George and Dominique Perrin never intended for their dream home to become as large as it grew: 73,746 square feet in total, including some 46,000 air-conditioned square feet. Seven garages, a wash bay for the cars, a natatorium (lap pool and volleyball pool), hand-scraped wood and limestone floors, a backyard lake "the ideas just kept coming.

The home was to be magnificent. Dominique, a petite brunette, is a collector of impeccable taste. The second-story gallery, which overlooked the massive great room, would feature a sweeping panorama of her decorative art and doll collections in floor-to-ceiling glass cases. The master suite, itself as big as a house at 3,000 square feet, was one of four bedrooms. The media/family room had 200-year-old timber beams that had been shipped from New England. Not only was the attic, where the deadly fire reportedly started, completely finished, but the home also had a full 17,000-square-foot basement and technical control center. Cost of the center, circular staircase: $300,000. Though the house would need a sophisticated staff for upkeep, the massive, imported dining room chandelier could be lowered for easy cleaning by means of a winch in the attic.

In August of 1997, George and Dominique sold their unfinished dream to Dallas land investor John Lau. The Perrins reportedly had $28 million invested in the home and property and had even purchased all of the furniture. They listed the property at $14 million. John offered about $8.5 million "cash "and it was a done deal. The Perrins walked away from almost $20 million and what had become a limestone albatross.

John felt he had a deal: buying a three-quarters-completed mansion for land value. There was no way he could lose. He also did not complete the mansion, figuring that whoever would pay double-digit millions for this property would likely want the pleasure of overseeing the finish-out. While Triomphe was on the market, Oprah Winfrey and European royalty toured as potential buyers.

Two years later, John sold his investment "in another cash sale "to Jean-Raymond Boulle for about $11 million. Jean-Raymond soon erected a dark fence around the property and began finishing the home. Dallas builder Jim Shaw worked on the home for a while; architects Carol Boerder-Snyder and her husband Will were hired to complete the mansion.

In came more imported marble, classical pilasters, paneling, and mahogany. Was it for sale or did Jean-Raymond plan to move into the home? His Dallas home on Beverly Drive was on the market. The architects, who were in the home two days before it burned, believed the Boulles were moving to Strait Lane. On June 10, Jean-Raymond’s attorneys took a Wall Street Journal reporter through the home for an upcoming story on ultra-luxurious homes.

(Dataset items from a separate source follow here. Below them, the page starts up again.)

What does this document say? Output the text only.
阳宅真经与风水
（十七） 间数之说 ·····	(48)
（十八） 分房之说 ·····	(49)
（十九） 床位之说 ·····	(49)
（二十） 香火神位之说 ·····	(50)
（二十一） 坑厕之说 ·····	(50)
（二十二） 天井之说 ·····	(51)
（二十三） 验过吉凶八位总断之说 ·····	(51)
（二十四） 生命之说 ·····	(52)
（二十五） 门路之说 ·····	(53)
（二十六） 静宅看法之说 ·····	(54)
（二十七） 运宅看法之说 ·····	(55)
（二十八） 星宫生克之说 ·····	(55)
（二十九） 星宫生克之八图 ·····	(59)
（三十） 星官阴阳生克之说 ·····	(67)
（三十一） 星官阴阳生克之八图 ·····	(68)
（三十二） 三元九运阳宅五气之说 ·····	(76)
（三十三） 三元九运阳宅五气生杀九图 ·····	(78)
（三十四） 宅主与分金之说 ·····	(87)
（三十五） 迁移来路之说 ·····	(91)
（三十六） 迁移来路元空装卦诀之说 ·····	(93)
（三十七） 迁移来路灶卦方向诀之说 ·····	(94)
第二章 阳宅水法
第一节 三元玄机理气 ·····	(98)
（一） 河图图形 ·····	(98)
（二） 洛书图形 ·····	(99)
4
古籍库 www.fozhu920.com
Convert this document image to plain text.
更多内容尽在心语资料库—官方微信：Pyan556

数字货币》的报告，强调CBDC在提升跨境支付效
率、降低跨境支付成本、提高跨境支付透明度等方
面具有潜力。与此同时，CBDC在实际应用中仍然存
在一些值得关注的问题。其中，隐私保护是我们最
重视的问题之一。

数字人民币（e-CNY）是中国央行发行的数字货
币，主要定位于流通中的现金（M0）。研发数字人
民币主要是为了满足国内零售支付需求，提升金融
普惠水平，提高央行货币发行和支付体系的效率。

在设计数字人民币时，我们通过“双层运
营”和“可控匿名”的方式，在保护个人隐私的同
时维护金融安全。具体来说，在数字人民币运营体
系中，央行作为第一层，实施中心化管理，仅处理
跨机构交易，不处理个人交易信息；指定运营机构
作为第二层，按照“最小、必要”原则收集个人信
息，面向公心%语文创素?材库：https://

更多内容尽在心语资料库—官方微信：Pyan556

This one's price tag when completed in a few weeks: $44 million.

It was a cool evening on July 10. Early the next morning, about 1 o'clock, five years of dreams and world-class craftsmanship went up in flames as the biggest home in Dallas’ history, with a fully operational sprinkler system, burned to the ground. Smoke blanketed almost every neighborhood south of LBJ. The cinders glowed for days.